Les consé­quences pour les hôpitaux, les morgues, la conser­vation des pro­duits frais, l'enlèvement des ordures, le pompage de l'eau douce et des eaux usées, mais aussi pour l'éducation, bref pour la vie quo­ti­dienne des Gazaouis, deviennent chaque jour plus dras­tiques. A l'origine de cette crise éner­gé­tique, il y a éga­lement une cause poli­tique : l'Autorité pales­ti­nienne, confrontée elle aussi à des dif­fi­cultés finan­cières chro­niques, a réimposé une taxe sur chaque litre de fioul vendu au gou­ver­nement du Hamas, soit une hausse de 4,2 shekels à5,7 shekels le litre. Réponse du premier ministre, Ismaël Haniyeh : nous n'avons plus les moyens de payer une telle facture.

Omar Shaban, qui dirige, à Gaza, le centre d'études poli­tiques Pal-​​Think, estime que le com­merce des tunnels repré­sentait, par les taxes pré­levées sur toutes les mar­chan­dises, 50 % du budget du Hamas. Le maire de Rafah, qui est un fonc­tion­naire nommé par le Hamas, évalue à quelque 30000 le nombre des tun­ne­liers privés d'emploi, et assure que "65 % de la popu­lation de Gaza était, d'une manière ou d'une autre, concernée par le com­merce des tunnels ". Les 360 employés muni­cipaux n'ont pas été payés depuis quinze jours, un sort presque enviable par rapport à celui des fonc­tion­naires du gou­ver­nement, les­quels n'ont pas touché de salaire depuis deux mois.

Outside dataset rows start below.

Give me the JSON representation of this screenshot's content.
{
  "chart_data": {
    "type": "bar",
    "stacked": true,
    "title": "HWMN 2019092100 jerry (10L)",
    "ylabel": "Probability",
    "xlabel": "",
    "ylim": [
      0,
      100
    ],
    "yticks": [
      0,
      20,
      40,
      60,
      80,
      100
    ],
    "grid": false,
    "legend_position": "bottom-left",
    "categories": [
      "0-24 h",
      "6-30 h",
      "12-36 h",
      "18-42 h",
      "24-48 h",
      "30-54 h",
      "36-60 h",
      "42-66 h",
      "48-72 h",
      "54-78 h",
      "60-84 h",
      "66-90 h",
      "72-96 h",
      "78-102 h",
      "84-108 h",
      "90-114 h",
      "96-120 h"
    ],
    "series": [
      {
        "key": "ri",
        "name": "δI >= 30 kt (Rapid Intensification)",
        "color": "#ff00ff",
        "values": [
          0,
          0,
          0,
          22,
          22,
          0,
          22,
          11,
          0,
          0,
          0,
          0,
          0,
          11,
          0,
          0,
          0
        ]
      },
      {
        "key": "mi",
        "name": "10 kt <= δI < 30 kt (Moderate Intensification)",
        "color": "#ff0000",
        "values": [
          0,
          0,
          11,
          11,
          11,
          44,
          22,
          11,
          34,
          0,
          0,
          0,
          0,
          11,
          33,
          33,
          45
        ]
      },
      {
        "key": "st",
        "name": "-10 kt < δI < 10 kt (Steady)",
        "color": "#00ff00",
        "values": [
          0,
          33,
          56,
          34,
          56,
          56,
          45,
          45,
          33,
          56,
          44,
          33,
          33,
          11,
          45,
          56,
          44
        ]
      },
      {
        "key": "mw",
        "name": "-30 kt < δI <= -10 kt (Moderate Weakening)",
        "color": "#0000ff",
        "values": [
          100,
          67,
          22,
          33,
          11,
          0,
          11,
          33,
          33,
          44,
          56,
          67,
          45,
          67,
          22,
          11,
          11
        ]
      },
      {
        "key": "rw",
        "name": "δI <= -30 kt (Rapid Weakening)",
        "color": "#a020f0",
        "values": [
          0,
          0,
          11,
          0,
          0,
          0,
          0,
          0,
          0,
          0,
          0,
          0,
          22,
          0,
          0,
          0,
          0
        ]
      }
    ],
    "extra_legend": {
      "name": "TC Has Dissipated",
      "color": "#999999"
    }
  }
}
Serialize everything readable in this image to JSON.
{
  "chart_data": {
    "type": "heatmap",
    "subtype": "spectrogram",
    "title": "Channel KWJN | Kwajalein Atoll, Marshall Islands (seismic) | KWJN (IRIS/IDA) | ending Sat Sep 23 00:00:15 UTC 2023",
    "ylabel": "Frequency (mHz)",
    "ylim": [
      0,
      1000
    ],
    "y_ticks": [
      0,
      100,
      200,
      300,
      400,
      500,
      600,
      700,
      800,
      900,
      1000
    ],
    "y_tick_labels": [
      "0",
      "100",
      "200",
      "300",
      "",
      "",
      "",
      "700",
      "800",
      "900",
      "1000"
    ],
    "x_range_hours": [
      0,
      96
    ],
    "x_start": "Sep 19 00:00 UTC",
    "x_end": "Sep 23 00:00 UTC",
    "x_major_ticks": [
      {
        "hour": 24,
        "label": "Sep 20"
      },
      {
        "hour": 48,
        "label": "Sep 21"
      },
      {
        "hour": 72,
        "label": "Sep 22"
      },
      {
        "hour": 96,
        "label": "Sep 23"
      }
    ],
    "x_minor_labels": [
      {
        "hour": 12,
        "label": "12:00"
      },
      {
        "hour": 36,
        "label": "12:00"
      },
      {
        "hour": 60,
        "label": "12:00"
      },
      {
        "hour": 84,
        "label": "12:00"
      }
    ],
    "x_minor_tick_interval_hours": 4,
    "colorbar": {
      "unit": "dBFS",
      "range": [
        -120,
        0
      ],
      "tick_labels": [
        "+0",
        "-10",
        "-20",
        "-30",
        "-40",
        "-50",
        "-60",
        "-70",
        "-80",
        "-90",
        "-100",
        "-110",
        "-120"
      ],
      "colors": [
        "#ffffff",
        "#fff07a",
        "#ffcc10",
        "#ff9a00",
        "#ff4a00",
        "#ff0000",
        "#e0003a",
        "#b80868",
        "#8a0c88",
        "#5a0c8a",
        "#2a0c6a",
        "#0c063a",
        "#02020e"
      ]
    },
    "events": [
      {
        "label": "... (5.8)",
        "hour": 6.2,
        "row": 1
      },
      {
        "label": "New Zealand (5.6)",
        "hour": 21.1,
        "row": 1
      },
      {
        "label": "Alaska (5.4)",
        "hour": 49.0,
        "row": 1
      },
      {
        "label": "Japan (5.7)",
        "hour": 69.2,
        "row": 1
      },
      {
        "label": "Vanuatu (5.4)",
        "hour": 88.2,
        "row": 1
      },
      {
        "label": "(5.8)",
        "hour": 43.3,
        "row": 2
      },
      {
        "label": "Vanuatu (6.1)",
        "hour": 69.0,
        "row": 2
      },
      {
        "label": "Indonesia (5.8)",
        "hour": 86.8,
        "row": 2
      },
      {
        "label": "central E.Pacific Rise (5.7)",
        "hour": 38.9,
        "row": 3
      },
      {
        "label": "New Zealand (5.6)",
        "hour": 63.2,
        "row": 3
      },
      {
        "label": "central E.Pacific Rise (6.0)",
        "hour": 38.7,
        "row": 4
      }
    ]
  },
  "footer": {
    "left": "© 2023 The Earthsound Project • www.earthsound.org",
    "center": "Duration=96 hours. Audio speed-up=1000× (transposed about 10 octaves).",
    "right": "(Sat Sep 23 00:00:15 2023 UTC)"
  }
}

Sobhi Redwan indique que 3 % seulement des habi­tants de Rafah ont payé leurs fac­tures d'eau et d'électricité en octobre, contre 25 % il y a quelques mois. L'autre pré­oc­cu­pation du maire de Rafah, c'est la fer­meture du check­point à la fron­tière égyp­tienne : lorsqu'il est ouvert, c'est pour laisser sortir entre 150 et 300 voya­geurs par jour. M. Redwan se plaint de la bru­talité crois­sante des gardes fron­tières égyp­tiens envers les Gazaouis et du déve­lop­pement de cet autre " com­merce fron­talier " : il en coûte 1000 dollars (743 euros) de bak­chich pour convaincre les soldats égyp­tiens de fermer les yeux sur l'absence de document officiel pour quitter Gaza.